Hauptaktionsfelder des Anarchosyndikalismus sind der Klassenkampf im Betrieb mit den Mitteln der direkten Aktion, möglichst breitenwirksame Agitation für seine Ziele und Aspekte der Kultur- und Jugendarbeit. Der Anarchosyndikalismus ist dabei stets bemüht, die Lebensbedingungen der Menschen konkret zu verbessern: Er fordert mehr Lohn, kürzere Arbeitszeiten, Gleichberechtigung und ein würdevolles Leben für alle Menschen. Sein endgültiges Ziel bleibt jedoch die soziale Revolution, weswegen reformistische Tendenzen von der Mehrheit der Anarchosyndikalisten strikt abgelehnt werden.
Soziale Revolution
[Bearbeiten | Quelltext bearbeiten]Im Prozess einer sozialen Revolution soll das kapitalistische System überwunden und der antiautoritäre Sozialismus aufgebaut werden. Dafür sollen die Produktionsmittel von den Produzenten kollektiviert und die Güterproduktion nach dem gesellschaftlichen Bedarf selbst organisiert werden; das kann z. B. über den Weg einer vorstandslosen Genossenschaft angegangen werden, analog den in Argentinien anlässlich der 2001 eskalierten Wirtschaftskrise erfolgreich etablierten Ansätzen. Ziel ist letztlich eine anarchistische Gesellschaft, in der die materiellen Bedürfnisse eines jeden gedeckt werden können.
Geschichte
[Bearbeiten | Quelltext bearbeiten]Der Anarchosyndikalismus war, beginnend mit den Vorläufern der 1880er Jahre über die konkretisierende Debatte beim Kongress in Amsterdam bis zur Stabilisierung Ende der 1930er Jahre, eine äußerst einflussreiche und mitgliederstarke Bewegung. Von 1904 bis 1949 erschien in vier Folgen die anarchosyndikalistische Zeitschrift Die Internationale. So vereinte die Anfang der 1920er Jahre gegründete anarchosyndikalistische Gewerkschaftsinternationale IAA auf Anhieb ca. 1,4 Millionen Menschen.
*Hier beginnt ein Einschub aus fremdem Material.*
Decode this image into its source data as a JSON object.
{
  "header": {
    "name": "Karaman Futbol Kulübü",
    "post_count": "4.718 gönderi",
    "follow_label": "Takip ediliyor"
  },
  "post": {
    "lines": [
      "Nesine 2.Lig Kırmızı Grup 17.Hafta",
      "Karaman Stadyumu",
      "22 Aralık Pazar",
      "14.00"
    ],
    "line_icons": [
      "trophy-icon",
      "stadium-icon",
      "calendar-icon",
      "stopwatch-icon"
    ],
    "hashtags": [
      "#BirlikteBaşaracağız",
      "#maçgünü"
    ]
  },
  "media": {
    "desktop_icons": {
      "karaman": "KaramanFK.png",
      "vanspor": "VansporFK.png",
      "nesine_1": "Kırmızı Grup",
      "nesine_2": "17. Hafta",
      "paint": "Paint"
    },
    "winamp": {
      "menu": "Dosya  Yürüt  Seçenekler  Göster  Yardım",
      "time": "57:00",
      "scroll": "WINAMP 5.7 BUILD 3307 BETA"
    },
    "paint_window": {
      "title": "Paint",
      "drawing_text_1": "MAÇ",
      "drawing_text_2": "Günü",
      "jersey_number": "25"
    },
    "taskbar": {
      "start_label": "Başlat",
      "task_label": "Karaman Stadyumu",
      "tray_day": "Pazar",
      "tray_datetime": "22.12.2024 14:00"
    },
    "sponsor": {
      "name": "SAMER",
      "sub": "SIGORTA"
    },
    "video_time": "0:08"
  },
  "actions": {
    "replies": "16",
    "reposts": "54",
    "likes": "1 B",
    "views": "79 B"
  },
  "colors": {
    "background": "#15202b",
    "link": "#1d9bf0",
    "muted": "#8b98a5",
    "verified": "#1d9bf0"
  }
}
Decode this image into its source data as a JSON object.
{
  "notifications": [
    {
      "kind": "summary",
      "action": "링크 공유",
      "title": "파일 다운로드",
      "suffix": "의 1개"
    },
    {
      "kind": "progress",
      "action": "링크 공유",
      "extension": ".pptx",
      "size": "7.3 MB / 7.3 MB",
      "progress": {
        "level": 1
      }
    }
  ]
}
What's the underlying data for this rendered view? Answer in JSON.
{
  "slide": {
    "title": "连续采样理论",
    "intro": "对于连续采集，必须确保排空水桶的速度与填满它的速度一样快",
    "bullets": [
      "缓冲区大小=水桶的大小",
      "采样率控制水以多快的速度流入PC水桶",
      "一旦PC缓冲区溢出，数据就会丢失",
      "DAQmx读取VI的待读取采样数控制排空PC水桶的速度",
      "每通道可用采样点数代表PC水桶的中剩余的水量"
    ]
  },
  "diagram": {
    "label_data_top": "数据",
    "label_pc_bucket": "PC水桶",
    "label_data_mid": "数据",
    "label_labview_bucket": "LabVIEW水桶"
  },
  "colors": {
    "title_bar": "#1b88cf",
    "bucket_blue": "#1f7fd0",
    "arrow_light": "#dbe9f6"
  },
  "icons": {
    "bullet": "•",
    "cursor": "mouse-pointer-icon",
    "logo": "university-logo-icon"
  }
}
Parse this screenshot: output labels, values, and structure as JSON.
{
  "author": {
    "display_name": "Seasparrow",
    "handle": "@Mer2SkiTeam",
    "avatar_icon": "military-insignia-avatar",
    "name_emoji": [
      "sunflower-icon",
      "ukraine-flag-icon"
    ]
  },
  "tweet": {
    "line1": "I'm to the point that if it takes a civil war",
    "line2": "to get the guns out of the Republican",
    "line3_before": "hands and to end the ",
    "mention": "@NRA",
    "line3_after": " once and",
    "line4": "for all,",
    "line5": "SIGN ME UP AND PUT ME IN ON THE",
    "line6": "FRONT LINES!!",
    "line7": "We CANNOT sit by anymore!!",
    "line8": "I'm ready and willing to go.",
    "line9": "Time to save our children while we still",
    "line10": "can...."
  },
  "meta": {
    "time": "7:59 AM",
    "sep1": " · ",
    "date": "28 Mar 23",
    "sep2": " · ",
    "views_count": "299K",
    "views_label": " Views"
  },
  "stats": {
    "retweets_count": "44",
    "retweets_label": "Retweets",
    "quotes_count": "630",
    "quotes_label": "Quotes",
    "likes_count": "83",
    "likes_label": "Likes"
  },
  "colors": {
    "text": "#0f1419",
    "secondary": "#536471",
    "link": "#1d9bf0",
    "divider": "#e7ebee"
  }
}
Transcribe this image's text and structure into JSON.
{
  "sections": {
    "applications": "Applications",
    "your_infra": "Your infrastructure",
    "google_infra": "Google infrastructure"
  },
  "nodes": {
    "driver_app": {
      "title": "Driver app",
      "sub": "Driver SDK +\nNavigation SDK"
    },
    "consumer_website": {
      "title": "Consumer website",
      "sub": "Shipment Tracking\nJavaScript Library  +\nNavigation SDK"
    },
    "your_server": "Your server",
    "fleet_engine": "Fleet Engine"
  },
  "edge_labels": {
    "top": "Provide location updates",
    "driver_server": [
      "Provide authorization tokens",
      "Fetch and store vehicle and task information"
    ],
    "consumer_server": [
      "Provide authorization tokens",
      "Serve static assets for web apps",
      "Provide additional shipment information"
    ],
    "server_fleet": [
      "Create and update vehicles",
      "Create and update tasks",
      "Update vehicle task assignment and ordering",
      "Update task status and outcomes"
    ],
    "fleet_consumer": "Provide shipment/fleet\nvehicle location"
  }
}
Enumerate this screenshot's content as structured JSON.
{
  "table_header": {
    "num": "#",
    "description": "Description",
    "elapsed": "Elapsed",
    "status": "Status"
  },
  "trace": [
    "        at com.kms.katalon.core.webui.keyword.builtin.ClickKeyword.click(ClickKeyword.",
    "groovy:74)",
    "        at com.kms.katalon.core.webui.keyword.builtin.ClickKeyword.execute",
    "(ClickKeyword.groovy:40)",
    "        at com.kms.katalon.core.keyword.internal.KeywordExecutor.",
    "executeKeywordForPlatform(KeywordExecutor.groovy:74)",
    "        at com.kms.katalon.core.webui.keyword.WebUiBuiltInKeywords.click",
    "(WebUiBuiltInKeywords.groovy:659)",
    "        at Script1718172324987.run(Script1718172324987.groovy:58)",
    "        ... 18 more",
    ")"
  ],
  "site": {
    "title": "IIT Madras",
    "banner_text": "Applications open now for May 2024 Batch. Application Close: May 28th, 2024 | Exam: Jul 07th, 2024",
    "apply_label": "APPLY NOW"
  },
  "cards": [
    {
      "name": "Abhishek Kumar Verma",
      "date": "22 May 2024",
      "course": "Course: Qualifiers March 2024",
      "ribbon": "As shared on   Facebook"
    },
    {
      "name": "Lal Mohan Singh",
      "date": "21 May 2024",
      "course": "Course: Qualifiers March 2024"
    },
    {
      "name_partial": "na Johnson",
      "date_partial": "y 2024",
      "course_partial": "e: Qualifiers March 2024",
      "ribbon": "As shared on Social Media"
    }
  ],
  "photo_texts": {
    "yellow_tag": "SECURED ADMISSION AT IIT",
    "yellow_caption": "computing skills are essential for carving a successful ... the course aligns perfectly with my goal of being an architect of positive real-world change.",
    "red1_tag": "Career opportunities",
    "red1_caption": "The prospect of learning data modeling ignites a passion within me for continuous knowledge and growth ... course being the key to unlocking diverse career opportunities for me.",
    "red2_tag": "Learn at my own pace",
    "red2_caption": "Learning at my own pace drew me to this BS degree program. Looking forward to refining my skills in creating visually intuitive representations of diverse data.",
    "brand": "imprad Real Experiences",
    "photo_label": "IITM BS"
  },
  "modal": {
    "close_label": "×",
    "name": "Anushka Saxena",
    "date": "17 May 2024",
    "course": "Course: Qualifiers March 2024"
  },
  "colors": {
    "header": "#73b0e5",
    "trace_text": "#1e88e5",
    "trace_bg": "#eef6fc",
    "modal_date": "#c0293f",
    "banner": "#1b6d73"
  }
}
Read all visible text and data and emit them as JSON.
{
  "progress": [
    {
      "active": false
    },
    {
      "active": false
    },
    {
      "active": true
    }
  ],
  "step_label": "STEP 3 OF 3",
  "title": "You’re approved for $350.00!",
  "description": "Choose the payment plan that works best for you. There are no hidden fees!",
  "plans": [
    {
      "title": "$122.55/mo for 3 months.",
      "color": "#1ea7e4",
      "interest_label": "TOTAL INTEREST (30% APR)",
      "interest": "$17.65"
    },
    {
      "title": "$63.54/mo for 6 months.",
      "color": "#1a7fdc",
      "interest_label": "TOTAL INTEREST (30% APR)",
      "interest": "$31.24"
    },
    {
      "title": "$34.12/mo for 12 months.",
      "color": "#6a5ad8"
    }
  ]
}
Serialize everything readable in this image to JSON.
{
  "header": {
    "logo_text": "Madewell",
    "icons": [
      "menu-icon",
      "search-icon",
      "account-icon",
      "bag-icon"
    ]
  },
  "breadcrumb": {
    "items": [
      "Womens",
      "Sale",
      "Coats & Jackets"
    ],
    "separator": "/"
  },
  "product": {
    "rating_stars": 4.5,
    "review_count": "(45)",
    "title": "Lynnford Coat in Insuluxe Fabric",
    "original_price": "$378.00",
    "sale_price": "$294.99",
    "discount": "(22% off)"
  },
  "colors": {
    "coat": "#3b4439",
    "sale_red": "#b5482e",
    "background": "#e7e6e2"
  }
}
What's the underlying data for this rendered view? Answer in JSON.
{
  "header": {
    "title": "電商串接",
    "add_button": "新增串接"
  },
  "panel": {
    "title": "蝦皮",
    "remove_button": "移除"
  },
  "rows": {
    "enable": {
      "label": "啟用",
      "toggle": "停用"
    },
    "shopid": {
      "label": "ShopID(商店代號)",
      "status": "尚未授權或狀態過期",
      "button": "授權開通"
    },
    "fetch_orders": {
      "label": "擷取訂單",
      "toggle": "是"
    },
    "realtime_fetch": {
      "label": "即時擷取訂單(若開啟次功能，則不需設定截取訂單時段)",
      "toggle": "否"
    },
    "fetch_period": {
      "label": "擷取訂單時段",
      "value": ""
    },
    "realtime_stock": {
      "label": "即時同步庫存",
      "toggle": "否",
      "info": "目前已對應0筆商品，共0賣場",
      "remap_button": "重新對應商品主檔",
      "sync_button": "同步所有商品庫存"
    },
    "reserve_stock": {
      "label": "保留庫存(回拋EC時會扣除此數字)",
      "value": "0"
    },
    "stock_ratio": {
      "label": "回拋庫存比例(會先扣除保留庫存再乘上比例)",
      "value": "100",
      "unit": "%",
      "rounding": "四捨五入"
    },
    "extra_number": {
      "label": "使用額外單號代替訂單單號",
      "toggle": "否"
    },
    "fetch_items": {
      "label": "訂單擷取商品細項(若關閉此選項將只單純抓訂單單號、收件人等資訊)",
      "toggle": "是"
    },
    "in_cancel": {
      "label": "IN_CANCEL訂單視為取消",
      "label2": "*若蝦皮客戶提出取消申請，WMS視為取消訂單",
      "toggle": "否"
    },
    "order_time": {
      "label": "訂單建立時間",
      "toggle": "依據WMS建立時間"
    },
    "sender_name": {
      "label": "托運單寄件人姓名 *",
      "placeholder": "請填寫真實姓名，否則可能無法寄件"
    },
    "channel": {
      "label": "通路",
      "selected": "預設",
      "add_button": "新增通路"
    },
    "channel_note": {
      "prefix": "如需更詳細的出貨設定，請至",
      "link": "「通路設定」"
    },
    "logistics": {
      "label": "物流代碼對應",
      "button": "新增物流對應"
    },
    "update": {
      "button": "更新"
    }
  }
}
Die stärkste anarchosyndikalistische Organisation jener Tage war die spanische Confederación Nacional del Trabajo (CNT), in der sich Ende der 1930er Jahre etwa zwei Millionen Mitglieder vereinigten, bevor es dem spanischen Faschismus gelang, sie zu zerschlagen und in den Untergrund zu zwingen.
Während des spanischen Bürgerkrieges (1936–39) wurde die Idee der sozialen Revolution auf breiter Basis umgesetzt. In der kurzen Zeitspanne von 1936 bis 1937 wurden fast die gesamte katalanische Agrarproduktion, die Schwerindustrie, das öffentliche Verkehrssystem und weite Teile des Dienstleistungssektors von den Arbeitenden selbstverwaltet. In einigen Wirtschaftszweigen wie der Schwerindustrie oder der Agrarproduktion konnten dabei zum Teil starke Produktionssteigerungen erzielt werden, was unter anderem zur Folge hatte, dass erstmals in der Geschichte Kataloniens die Versorgung der gesamten Bevölkerung mit Grundnahrungsmitteln sichergestellt werden konnte. Diese selbstverwaltete Wirtschaft wurde allerdings nach kurzer Zeit zunächst von den stalinistischen Anhängern der PCE und später unter der Diktatur Francos restlos zerschlagen.
Auch in Deutschland spielte der Anarchosyndikalismus während der heftigen Streiks und Kämpfe in den Nachwirrungen der Novemberrevolution von 1918 für kurze Zeit (vor allem im Ruhrgebiet bei der Niederschlagung des rechtsextremen Kapp-Putsches während des Ruhrkampfes) eine wichtige Rolle. Die anarchosyndikalistische FAUD vereinte in den Jahren 1920 bis 1923 etwa 150.000 bis 200.000 Menschen in ihren Reihen, verlor danach allerdings in Konkurrenz zur KPD und SPD rapide an Mitgliedern. Nach der NS-Machtübernahme wurden bis 1936/37 die letzten arbeitsfähigen Untergrundzellen zerschlagen.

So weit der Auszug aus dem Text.